Para comenzar este artículo, quisiera que leyeras lo siguiente:
“Me bi cue ta Cuabo ya me a dia como ido el cocholate”.
Esto es lo que podría estar viendo un niño con problemas de lectura, en una frase que en realidad dice:
“Me di cuenta, cuando ya me había comido el chocolate”.
Pero, ¿por qué algunos niños no desarrollan una buena lectura?, ¿Por qué leen lento o se comen o cambian letras? En este artículo trataremos de dar algunas respuestas y soluciones, sin pretender agotar el tema.
La lectura es un proceso neurológicamente complejo. Un niño pone las bases para leer bien, desde que es concebido, ya que requiere un buen neurodesarrollo o de lo contrario tendrá deficiencias no solo en la lectura sino en su aprendizaje y conducta. Desde los primeros meses y después años, el niño va desarrollando habilidades que le servirán para la lectura. Estas son: motricidad gruesa y fina, esquema corporal, equilibrio, lateralidad, direccionalidad, percepción espacial, integración sensorial, etc. Esta es una de las tantas razones por las que la estimulación temprana y un prekinder con buenos programas, son necesarios.
La lectura involucra además, distintas habilidades visuales, como los son la motricidad ocular, el enfoque, la capacidad de interpretar lo que vemos o percepción, visión periférica, visión de profundidad, binocularidad, agudeza visual, etc. Cuando un niño está teniendo problemas en su lectura, es necesario evaluar cada una de estas habilidades y, detectar cuales requieren entrenamiento. En muchas ocasiones no basta seguir el clásico consejo de poner a leer a nuestro hijo 15 minutos diarios. Indudablemente hacerlo es muy bueno, pero, la experiencia nos dice que tenemos niños y adultos, que aún leyendo mucho, su lectura permanece deficiente. La optometría del desarrollo, poco conocida por cierto, nos brinda esta evaluación y entrenamiento. Desafortunadamente son pocos los Centros de apoyo que brindan este tipo de servicio y muchas menos las escuelas que incluyen en sus programas entrenamiento visual.
Un buen desarrollo de la visión, ayuda a los niños a adquirir buena lectura y en general solidas habilidades de aprendizaje. Sabemos que todos los niños tienen capacidad de aprender, pero es una realidad que unos tiene más facilidad que otros. Es aquí donde debemos estar muy atentos para ayudar adecuadamente a aquellos que lo requieren.
Por otra parte, los problemas visuales no se reducen a la agudeza visual o la visión 20/20, lo cual se resuelve adaptando lentes. Aquí cabe aclarar, que la mayoría de los niños que hemos tratado con entrenamiento visual, pasaron bien sus pruebas de agudeza visual y, no requirieron ser remitidos para la adaptación de lentes. En cambio si encontramos en ellos varias deficiencias en las habilidades visuales, de coordinación motora, lateralidad, direccionalidad, etc. Si un niño en la edad de la adquisición de la lectura no puede coordinar sus movimientos gruesos y/o finos, le será muy difícil recorrer con la vista un renglón escrito, o copiar del pizarrón al cuaderno.

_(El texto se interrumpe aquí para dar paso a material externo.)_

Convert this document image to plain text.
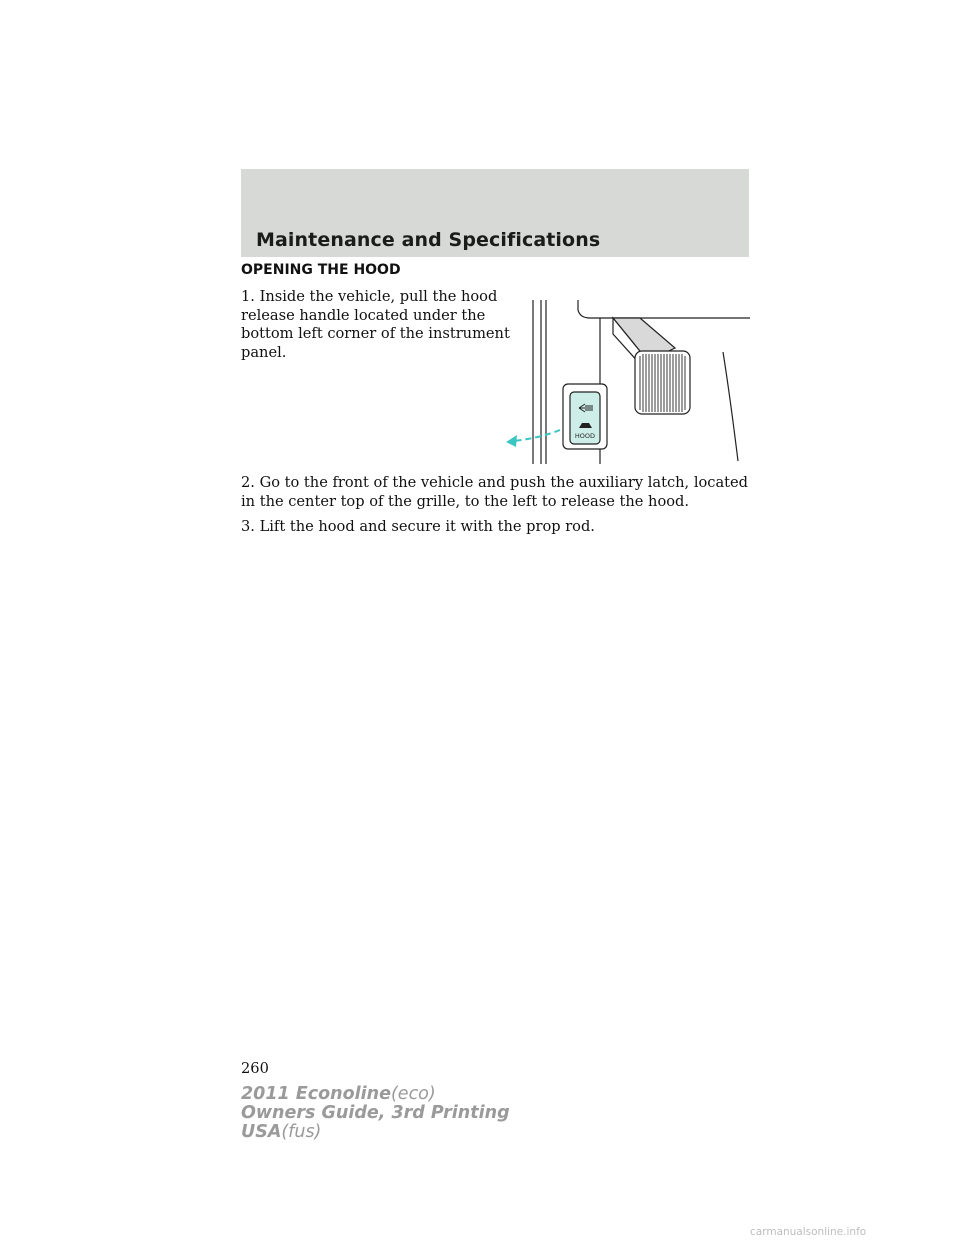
Maintenance and Specifications
OPENING THE HOOD
1. Inside the vehicle, pull the hood release handle located under the bottom left corner of the instrument panel.
HOOD
2. Go to the front of the vehicle and push the auxiliary latch, located in the center top of the grille, to the left to release the hood.
3. Lift the hood and secure it with the prop rod.
260
2011 Econoline(eco)
Owners Guide, 3rd Printing
USA(fus)
carmanualsonline.info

La terapia visual o también llamada optometría funcional, ayuda al cerebro a hacer nuevas conexiones neurológicas y por tanto a desarrollar y madurar las funciones que el sistema nervioso requiere para ser eficaz a la hora del aprendizaje. Esto se logra a través de una estimulación específica de cada una de las funciones visuales en la que los mensajes neuronales engranan unos con otros. Cuando un niño logra automatizar todos estos procesos, su lectura fluye de tal manera, que deja libre su energía para comprender y reflexionar sobre lo que lee.
Algunos síntomas de niños que requieren terapia visual son:
• Dificultad para leer.
• Fatiga visual.
• Dificultad para concentrarse.
• Se saltan las líneas al leer. Requiere seguirlas con el dedo.
• No comprende bien lo que lee.
• Acercamiento exagerado del material.
• Constante mala postura del cuerpo y la cabeza durante el trabajo escolar.
• Preferencia por la lectura en voz alta.
• Omisión de letras o palabras.
• Lectura lenta.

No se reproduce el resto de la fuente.